Sysadmin

"But I'm trying, Ringo..."


In my many years of interviewing sysadmin candidates, the most important qualification, and the hardest to explain in terms that make sense to HR, has been “do they think right?”. The core of it, I think, is the attitude with which they approach diagnosing and solving problems.

Behavioral interviewing techniques can produce some useful information about problems they’ve dealt with in the past, but not so much on how they really got from X to Y. HR gets very nervous if you do anything that even looks like a direct test of an applicant’s abilities, so the best approach I’ve found is to swap problem-solving stories and pay close attention not only to the ones they choose to tell, but to the things they say about mine.

I don’t care what, if any, degree you’ve got. I don’t care who you’ve worked for, who you know, what certification programs you’ve completed, or how precisely your last job matched our current requirements. If you think right, and you’re not a complete idiot, I can work with you.

The two people who’ve been hired to replace the five of us are not complete idiots. One of them shows signs of thinking right.

"Configured Maximum Connection Time Exceeded"


I was working from home yesterday, and connecting to the office via VPN. In the past, this hasn’t been a big deal. This time, just as I was getting set up to start Something Important, the connection went down. Deliberately.

Secure VPN Connection terminated by Peer.
Reason 430: Configured Maximum Connection Time Exceeded.

Connection terminated on Sep 28, 2006 18:28:40   Duration: 0 day(s), 08:00.12

Good thing they bought a new VPN server to replace this one. Oh, wait; the new one’s still in beta, has been for months, and recently stopped working. Feh.

Pedestrian On Pavement


I got a ticket yesterday. More precisely, I got a fake ticket yesterday, because it was the only way for the cops to get the crazy angry person to shut up and go away.

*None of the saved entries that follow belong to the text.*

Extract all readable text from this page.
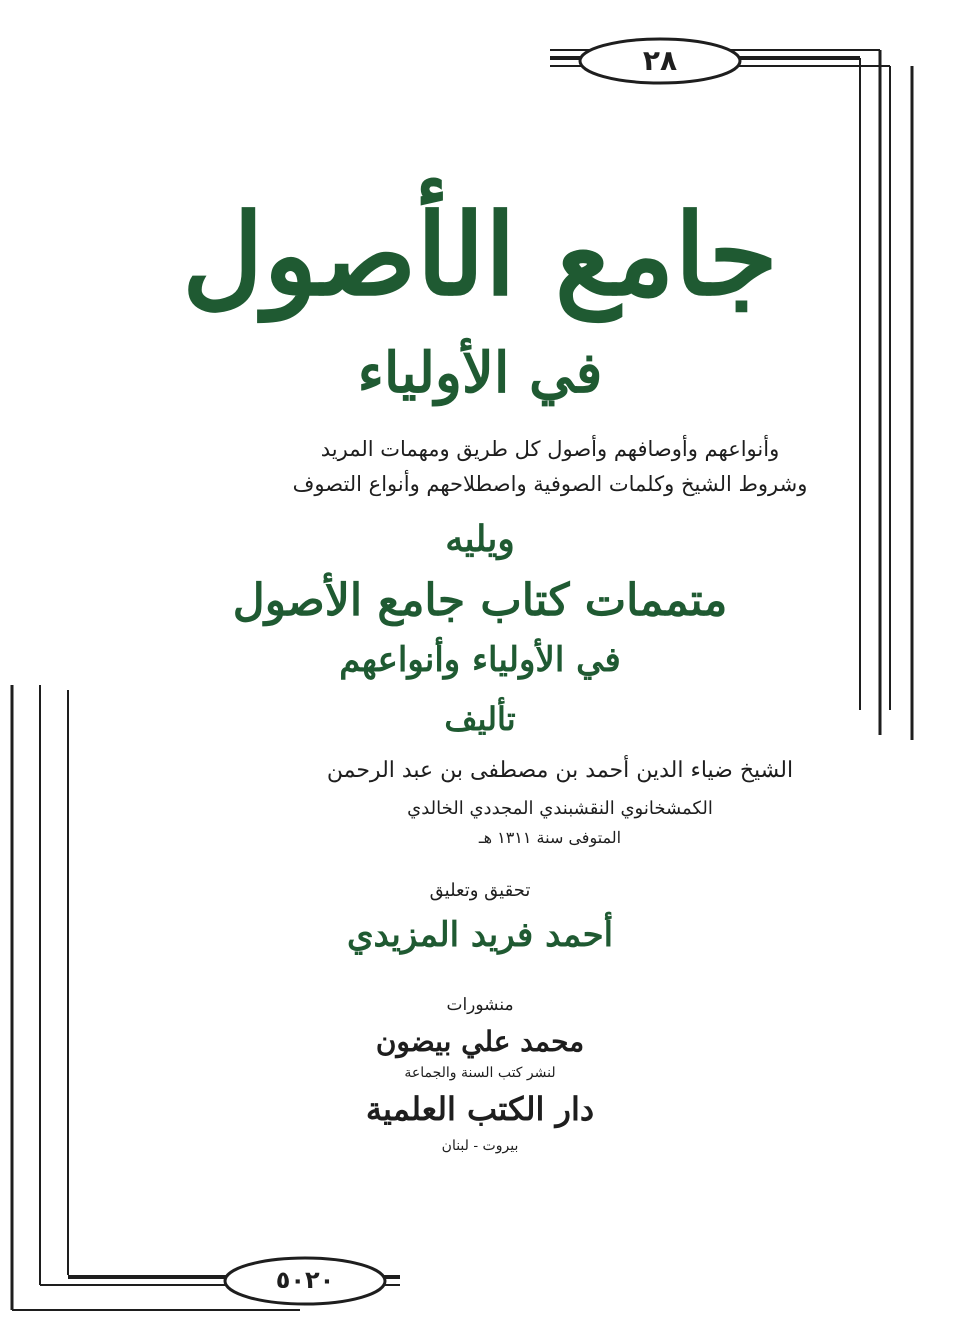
٢٨
٥٠٢٠
جامع الأصول
في الأولياء
وأنواعهم وأوصافهم وأصول كل طريق ومهمات المريد
وشروط الشيخ وكلمات الصوفية واصطلاحهم وأنواع التصوف
ويليه
متممات كتاب جامع الأصول
في الأولياء وأنواعهم
تأليف
الشيخ ضياء الدين أحمد بن مصطفى بن عبد الرحمن
الكمشخانوي النقشبندي المجددي الخالدي
المتوفى سنة ١٣١١ هـ
تحقيق وتعليق
أحمد فريد المزيدي
منشورات
محمد علي بيضون
لنشر كتب السنة والجماعة
دار الكتب العلمية
بيروت - لبنان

I had a little work project that was kind of important. Namely, I needed to get over half a million dollars worth of servers packed up and loaded onto a truck (the same ones that were supposed to be shipped out on Friday). To do that, we needed to park the truck. Unfortunately, just as we were pulling into the commercial loading zone that we’d been patiently waiting for for twenty minutes, some clown in an SUV whips around the truck and starts backing into it.

I stepped out into the street and waved him off. He kept coming, until his bumper was about three inches from my body. Then he jumped out and furiously accused me of trying to steal his parking space, shouted at everyone within reach (including a completely unrelated moving company that was working across the street), and then ran off claiming he was going to find a cop to take care of me, leaving his car blocking both the parking spot and the street.

We found a cop first. When he returned with his dry-cleaning (he later claimed he really was making a commercial delivery, but that box never left the back of his SUV, and the cop saw him picking up the suit…), she was already writing up his ticket, and informing him that he was two minutes away from being towed.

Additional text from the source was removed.